(Foto: Daniel Pizamiglio)

Vivenciar escrevendo o projeto Crítica com a dança me faz retornar ao modo de nomear uma das ações do projeto: o encontro Conversas para Dançar.

Observo que as posturas críticas dessas conversas, que ocorreram ao longo de 2012, buscam tornar visíveis as condições de escrita dos textos críticos em dança. Essas condições podem ser acessadas como vivências a partir do momento em que se tem a oportunidade de exercitar ações no entorno do dançado. Ações que podem tornar a crítica como possível compreensão das experiências que circunstanciam obras de dança contemporânea.

Talvez na escrita de um texto crítico e, no exercício que ressignifica a experiência de sua leitura,  busque-se imparcialidade e certa distância do que se observa. Os critérios de observação podem ativar interpretações e modos de organizar perceptivamente o que uma obra de dança expõe: processo provisório dos textos e assuntos que engendra.

Há probabilidades que a atenção crítica torne impossível o afastamento do que se observa. Se pensarmos que a observação constitui-se como uma ação do corpo, os nexos de significação de uma obra podem ser vivências desse processo. Na medida em que se encontram modos de organizar a crítica com a dança, a ambiguidade torna presente a tentativa de classificar e nomear experiências, podendo ser o ponto de divergência entre aquilo que se observa e se vivencia.

Dos encontros do projeto em suas itinerâncias (encontros de itinerância, como define Joubert), percebe-se certa impossibilidade de afastar a crítica da experiência da dança. Os deslocamentos foram de encontro às obras articulando modos possíveis de relacionar o projeto com as ações que o compõe.

Com uma zona territorial escolhida como campo de ações: o Nordeste do Brasil, o projeto expande ações no encontro com pessoas. Suas possibilidades de acontecimento são marcadas pelos trânsitos que compõe encontros. Assim, o projeto “Crítica com a Dança” vai se exercitando como um campo de ações em território aberto, que demarca encontros no trânsito das experiências em dança com os ambientes que as posicionam.

AJEITAR A PALAVRA?!

Chamo atenção para a ação coreográfica compartilhada na conversa para dançar realizada no Sobrado Dr. José Lourenço em Fortaleza. Como modo de comunicar a dificuldade de encontrar palavras adequadas para compor os textos críticos em dança, realizei o Estudo da materialidade das palavras. Esse estudo consiste na coleta de materiais em ambientes internos e externos que são usados na escrita de palavras espalhadas no espaço de compartilhamento da ação coreográfica.
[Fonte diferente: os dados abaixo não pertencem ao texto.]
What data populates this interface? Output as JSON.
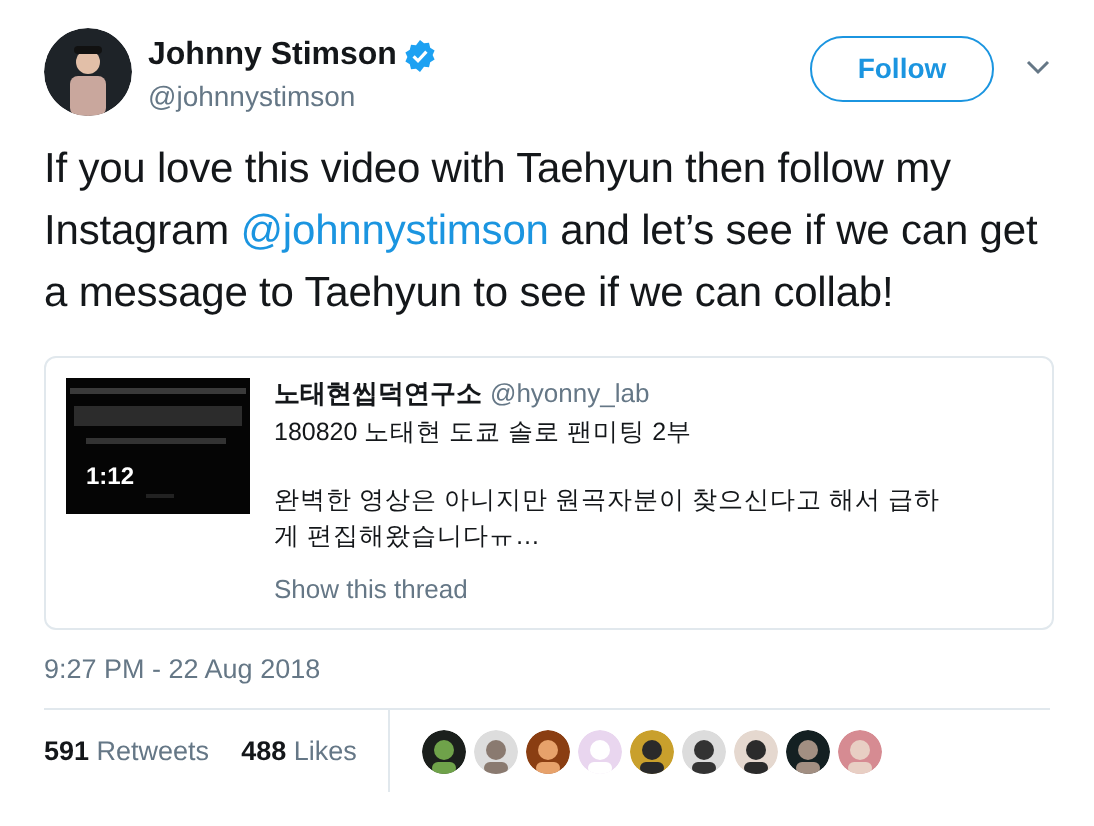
{
  "author": {
    "name": "Johnny Stimson",
    "verified": true,
    "handle": "@johnnystimson"
  },
  "follow_button": {
    "label": "Follow"
  },
  "tweet_text": [
    {
      "kind": "text",
      "text": "If you love this video with Taehyun then follow my Instagram "
    },
    {
      "kind": "link",
      "text": "@johnnystimson"
    },
    {
      "kind": "text",
      "text": " and let’s see if we can get a message to Taehyun to see if we can collab!"
    }
  ],
  "quoted_tweet": {
    "thumbnail": {
      "kind": "picture",
      "duration": "1:12"
    },
    "name": "노태현씹덕연구소",
    "handle": "@hyonny_lab",
    "title": "180820 노태현 도쿄 솔로 팬미팅 2부",
    "body": "완벽한 영상은 아니지만 원곡자분이 찾으신다고 해서 급하게 편집해왔습니다ㅠ…",
    "show_thread": "Show this thread"
  },
  "timestamp": "9:27 PM - 22 Aug 2018",
  "stats": [
    {
      "count": "591",
      "label": "Retweets"
    },
    {
      "count": "488",
      "label": "Likes"
    }
  ]
}
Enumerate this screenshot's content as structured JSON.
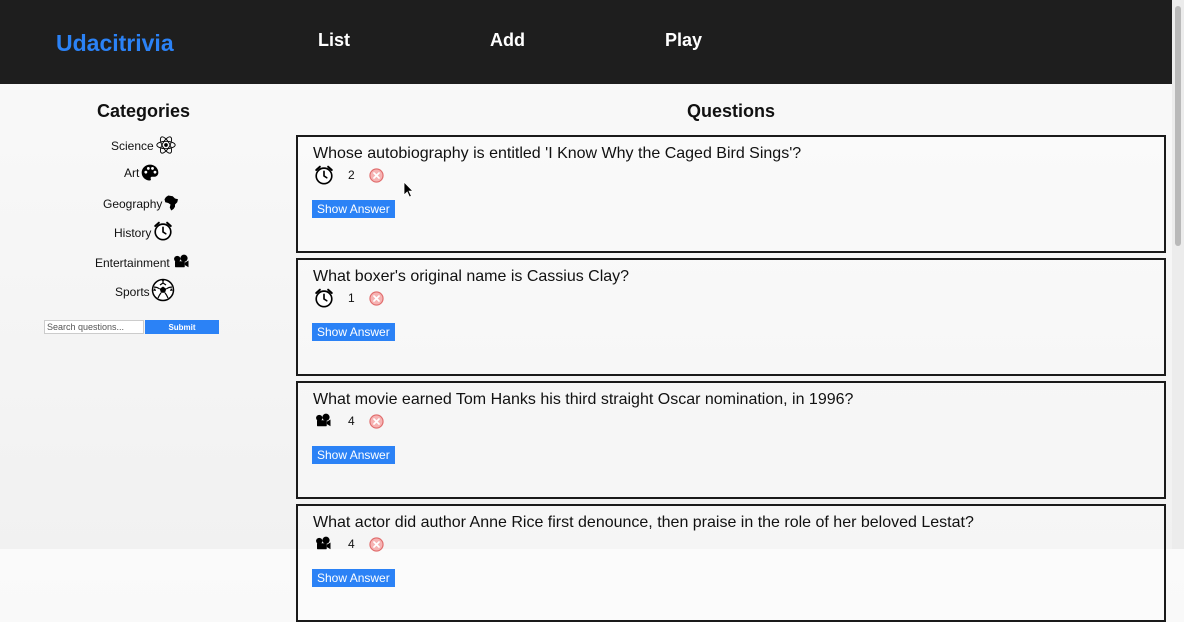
{
  "header": {
    "brand": "Udacitrivia",
    "nav": [
      {
        "label": "List"
      },
      {
        "label": "Add"
      },
      {
        "label": "Play"
      }
    ]
  },
  "sidebar": {
    "title": "Categories",
    "categories": [
      {
        "label": "Science",
        "icon": "atom-icon"
      },
      {
        "label": "Art",
        "icon": "palette-icon"
      },
      {
        "label": "Geography",
        "icon": "africa-map-icon"
      },
      {
        "label": "History",
        "icon": "alarm-clock-icon"
      },
      {
        "label": "Entertainment",
        "icon": "film-camera-icon"
      },
      {
        "label": "Sports",
        "icon": "soccer-ball-icon"
      }
    ],
    "search": {
      "placeholder": "Search questions...",
      "value": ""
    },
    "submit_label": "Submit"
  },
  "main": {
    "title": "Questions",
    "questions": [
      {
        "text": "Whose autobiography is entitled 'I Know Why the Caged Bird Sings'?",
        "category_icon": "alarm-clock-icon",
        "difficulty": "2",
        "button": "Show Answer"
      },
      {
        "text": "What boxer's original name is Cassius Clay?",
        "category_icon": "alarm-clock-icon",
        "difficulty": "1",
        "button": "Show Answer"
      },
      {
        "text": "What movie earned Tom Hanks his third straight Oscar nomination, in 1996?",
        "category_icon": "film-camera-icon",
        "difficulty": "4",
        "button": "Show Answer"
      },
      {
        "text": "What actor did author Anne Rice first denounce, then praise in the role of her beloved Lestat?",
        "category_icon": "film-camera-icon",
        "difficulty": "4",
        "button": "Show Answer"
      }
    ]
  },
  "colors": {
    "accent": "#2b82f6",
    "header_bg": "#1e1e1e",
    "delete": "#e06b6b"
  }
}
A proposição é tornar visível algumas palavrasínteses que permitem a aproximação dos modos de perceber o movimento da escrita que se compõe com materiais que podem ser vistos no entorno externo/interno do ambiente de exposição da ação. No caso de Fortaleza, usei sementes vermelhas de pau-brasil, tecido, côco verde vazio e sem água, pedrinhas do paralelepípedo da rua, folhas grandes de amendoeira, pedacinhos de fita-que-gruda branca e folhas de papel de revistas velhas do Sobrado.

Nesse lugar do centro da capital cearense, próximo ao Passeio Público, chamei a disposição para a escrita da palavra “escrita” com pequenas pedrinhas da rua. Por estar em um lugar de passagem do Sobrado a palavra foi chutada diversas vezes, até que um moço funcionário do espaço me disse o seguinte:

 

– A escrita está sendo chutada, mas não se preocupe que vou ajeitar a palavra!

 

E assim ajeitou diversas vezes até abandonar, o que me faz retornar ao início desse manuscrito, na preocupação com as condições de escrita dos textos críticos em dança. Questiono-me se o exercício de se posicionar criticamente pode ser texto que se permite ressignificar nos modos que as obras de dança contemporânea comunicam suas possibilidades de existir.

Proponho a percepção avessa da crítica, aquilo que permite acionar a palavra “crítica” transformando a possibilidade de seu encontro com a dança. Como conversa os modos de relação da crítica com a dança podem ser escritas constantes de ações que compõe. Conversar possibilita o exercício da crítica com a dança posicionando volumes circundantes a essas palavras, movimentos que dançam sua percepção escrita.

Candice Didonet é artista e pesquisadora. Mestre e Especialista em Dança pela Universidade Federal da Bahia e Bacharel em Comunicação das Artes do Corpo pela PUC/São Paulo. Integrou o projeto Crítica com a Dança 2012 como artista e pesquisadora colaboradora.